An interview with Sarah Markham, a participant on the RADAR-CNS MDD study

Please can you tell us about yourself and your involvement with the project?
I suffer from major depressive disorder and anxiety. I try to spend my time being as active as possible; both mentally and physically as I find this keeps me well and mitigates the worse of my symptoms. As well as being a mental health service user and member of the NIHR Maudsley BRC's Service User Advisory Group in London, I am also an academic mathematician and researcher, so usually I have a lot to keep my mind busy. I also love to run every day, which keeps the rest of me busy!

I am a member of the ongoing RADAR-CNS: Remote Assessment of Disease and Relapse – Central Nervous System research study. I keep my Fitbit and mobile phone charged to ensure my data is collected and submitted to the study. I do far more than 10,000 steps per day, in fact the number of steps I do daily has increased since the lockdown and I have had more time to exercise.

What interests me most about RADAR-CNS is developing a greater understanding regarding  associations between physical and psychological characteristics at the individual patient level.

What other areas of research are you most interested in?
I also have a diagnosis of Autistic spectrum disorders (ASD), and unsurprisingly am most interested in research into the aetiology of autism and why and how it presents differently in females as opposed to males.

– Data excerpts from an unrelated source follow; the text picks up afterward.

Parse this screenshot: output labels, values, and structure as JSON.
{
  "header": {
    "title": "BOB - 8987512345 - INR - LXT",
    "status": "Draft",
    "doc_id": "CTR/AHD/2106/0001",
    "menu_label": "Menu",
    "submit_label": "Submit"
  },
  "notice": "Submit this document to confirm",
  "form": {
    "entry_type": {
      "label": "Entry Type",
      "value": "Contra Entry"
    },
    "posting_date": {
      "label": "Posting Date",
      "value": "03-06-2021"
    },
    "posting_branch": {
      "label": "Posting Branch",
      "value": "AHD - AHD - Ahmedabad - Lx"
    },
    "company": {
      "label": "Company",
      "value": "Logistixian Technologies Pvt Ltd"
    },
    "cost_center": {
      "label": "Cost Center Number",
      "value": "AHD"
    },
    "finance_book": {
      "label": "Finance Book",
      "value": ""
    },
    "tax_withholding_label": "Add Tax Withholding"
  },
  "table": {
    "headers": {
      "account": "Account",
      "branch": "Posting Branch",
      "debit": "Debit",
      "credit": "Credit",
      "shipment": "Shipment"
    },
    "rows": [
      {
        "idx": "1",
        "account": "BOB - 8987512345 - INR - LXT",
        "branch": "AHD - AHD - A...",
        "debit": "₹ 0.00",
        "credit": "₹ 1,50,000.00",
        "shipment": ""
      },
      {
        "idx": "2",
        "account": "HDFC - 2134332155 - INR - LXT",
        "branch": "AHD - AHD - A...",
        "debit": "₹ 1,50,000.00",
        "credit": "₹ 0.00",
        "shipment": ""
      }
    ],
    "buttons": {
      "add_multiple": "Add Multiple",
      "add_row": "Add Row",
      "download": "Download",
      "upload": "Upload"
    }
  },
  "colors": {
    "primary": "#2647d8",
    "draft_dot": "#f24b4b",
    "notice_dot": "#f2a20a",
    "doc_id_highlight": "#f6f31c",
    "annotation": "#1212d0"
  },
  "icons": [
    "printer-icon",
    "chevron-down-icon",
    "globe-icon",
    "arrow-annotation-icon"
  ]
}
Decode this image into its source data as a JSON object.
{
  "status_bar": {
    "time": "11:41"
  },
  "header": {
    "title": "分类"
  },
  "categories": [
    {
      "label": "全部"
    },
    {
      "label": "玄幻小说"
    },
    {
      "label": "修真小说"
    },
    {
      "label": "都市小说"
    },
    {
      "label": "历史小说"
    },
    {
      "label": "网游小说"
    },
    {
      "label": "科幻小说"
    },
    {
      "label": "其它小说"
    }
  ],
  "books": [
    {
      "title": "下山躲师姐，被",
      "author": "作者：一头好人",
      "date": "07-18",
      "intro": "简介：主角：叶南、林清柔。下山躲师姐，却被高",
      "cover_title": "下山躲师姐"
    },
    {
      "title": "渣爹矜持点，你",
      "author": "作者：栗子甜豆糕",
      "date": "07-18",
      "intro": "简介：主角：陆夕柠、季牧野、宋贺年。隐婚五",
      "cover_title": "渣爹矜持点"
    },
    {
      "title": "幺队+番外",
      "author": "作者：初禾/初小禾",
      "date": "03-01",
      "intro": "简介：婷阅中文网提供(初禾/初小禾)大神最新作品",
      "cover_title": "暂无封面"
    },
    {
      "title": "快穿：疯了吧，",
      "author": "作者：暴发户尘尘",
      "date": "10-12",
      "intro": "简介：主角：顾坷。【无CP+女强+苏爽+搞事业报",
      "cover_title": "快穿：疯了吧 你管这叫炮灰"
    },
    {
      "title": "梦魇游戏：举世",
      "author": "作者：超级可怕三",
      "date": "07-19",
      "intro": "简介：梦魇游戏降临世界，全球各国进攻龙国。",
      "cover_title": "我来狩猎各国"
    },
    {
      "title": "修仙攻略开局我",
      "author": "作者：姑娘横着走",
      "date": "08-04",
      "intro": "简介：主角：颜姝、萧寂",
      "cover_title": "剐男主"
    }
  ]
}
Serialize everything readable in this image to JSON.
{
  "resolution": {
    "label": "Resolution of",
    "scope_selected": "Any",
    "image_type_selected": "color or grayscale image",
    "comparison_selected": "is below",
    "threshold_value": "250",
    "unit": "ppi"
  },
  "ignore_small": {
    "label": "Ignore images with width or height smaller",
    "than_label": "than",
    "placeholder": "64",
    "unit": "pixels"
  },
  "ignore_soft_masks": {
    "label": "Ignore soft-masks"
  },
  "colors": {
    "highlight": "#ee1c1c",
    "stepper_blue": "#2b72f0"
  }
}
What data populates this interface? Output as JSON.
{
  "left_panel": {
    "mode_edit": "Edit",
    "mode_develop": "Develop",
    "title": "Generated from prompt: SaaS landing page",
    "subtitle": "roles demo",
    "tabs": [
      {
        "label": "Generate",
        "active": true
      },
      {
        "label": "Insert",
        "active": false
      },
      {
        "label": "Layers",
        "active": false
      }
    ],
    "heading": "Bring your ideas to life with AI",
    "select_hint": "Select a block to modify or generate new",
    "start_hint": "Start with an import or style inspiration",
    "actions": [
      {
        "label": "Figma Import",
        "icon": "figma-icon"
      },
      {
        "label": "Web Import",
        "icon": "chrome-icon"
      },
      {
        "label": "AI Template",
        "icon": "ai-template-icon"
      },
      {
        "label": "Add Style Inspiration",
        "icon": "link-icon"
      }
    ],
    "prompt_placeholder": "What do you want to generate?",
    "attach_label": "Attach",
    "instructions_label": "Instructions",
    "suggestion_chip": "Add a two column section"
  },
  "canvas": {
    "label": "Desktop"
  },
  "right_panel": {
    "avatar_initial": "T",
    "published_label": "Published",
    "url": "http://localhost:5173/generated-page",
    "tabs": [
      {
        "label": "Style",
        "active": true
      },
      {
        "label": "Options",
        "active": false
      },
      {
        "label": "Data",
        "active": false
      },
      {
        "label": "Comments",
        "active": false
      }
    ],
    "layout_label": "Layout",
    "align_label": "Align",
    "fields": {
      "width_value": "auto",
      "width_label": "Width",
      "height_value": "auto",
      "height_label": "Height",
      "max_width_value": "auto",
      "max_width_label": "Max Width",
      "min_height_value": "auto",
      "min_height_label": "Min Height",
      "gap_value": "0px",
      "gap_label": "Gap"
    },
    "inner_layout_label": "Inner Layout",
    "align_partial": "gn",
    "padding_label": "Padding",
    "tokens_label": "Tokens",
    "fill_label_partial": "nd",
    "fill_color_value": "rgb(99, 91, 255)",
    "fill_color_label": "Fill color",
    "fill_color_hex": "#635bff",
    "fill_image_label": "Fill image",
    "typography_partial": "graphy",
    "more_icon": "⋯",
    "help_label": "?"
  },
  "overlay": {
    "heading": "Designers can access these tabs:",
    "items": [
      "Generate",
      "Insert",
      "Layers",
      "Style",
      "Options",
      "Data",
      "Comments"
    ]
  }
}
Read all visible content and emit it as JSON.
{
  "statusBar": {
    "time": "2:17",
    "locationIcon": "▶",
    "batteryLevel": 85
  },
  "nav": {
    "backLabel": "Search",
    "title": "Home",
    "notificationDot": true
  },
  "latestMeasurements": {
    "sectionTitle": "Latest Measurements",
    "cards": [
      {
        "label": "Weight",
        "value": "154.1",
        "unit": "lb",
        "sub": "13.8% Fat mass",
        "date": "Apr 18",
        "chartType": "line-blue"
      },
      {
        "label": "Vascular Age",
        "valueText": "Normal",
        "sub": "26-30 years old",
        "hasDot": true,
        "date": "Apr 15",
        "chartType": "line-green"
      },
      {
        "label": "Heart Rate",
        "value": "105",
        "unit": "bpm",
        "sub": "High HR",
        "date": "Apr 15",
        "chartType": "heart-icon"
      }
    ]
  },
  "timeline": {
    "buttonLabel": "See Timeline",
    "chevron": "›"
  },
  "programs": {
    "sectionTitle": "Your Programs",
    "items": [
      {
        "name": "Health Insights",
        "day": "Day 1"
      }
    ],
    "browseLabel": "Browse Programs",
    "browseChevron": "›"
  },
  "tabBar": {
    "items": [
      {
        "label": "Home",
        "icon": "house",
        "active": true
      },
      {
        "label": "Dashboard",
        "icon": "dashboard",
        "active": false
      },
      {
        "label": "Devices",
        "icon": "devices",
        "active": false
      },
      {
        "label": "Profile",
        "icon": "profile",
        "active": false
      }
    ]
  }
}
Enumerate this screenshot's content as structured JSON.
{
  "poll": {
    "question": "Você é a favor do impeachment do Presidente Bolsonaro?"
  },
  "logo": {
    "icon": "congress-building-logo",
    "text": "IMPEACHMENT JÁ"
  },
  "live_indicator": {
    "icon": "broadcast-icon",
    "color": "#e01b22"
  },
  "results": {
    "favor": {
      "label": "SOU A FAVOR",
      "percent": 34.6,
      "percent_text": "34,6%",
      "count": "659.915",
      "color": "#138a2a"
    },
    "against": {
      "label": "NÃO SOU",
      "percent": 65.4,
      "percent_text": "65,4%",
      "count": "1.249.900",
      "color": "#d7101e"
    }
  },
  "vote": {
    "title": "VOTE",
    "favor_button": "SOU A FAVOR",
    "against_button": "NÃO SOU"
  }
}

How are you adapting to life in lockdown during the Covid-19 pandemic?
I miss not being able to go out with friends for a coffee or to the cinema. I also miss face to face work and other related meetings. I definitely feel much lonelier and look forward to when the anti-social distancing is over.

I am grateful that the English government now allows everyone to go outside for exercise an unlimited number of times everyday. I love getting out and about, especially when it is sunny. Running is a great way to spend your time when social-distancing restrictions are in place, and I try and run during the quieter times of the day to ensure I don't run into too many people.

Why do you think mental health research, and involving service users in shaping this research, is important?
Mental health research is essential to developing more effective and reliable treatments for mental health conditions. Service users have a wealth of experience and experiential learning with regard to the phenomena of mental disorder and are often best placed to inform and direct the design and implementation of such research.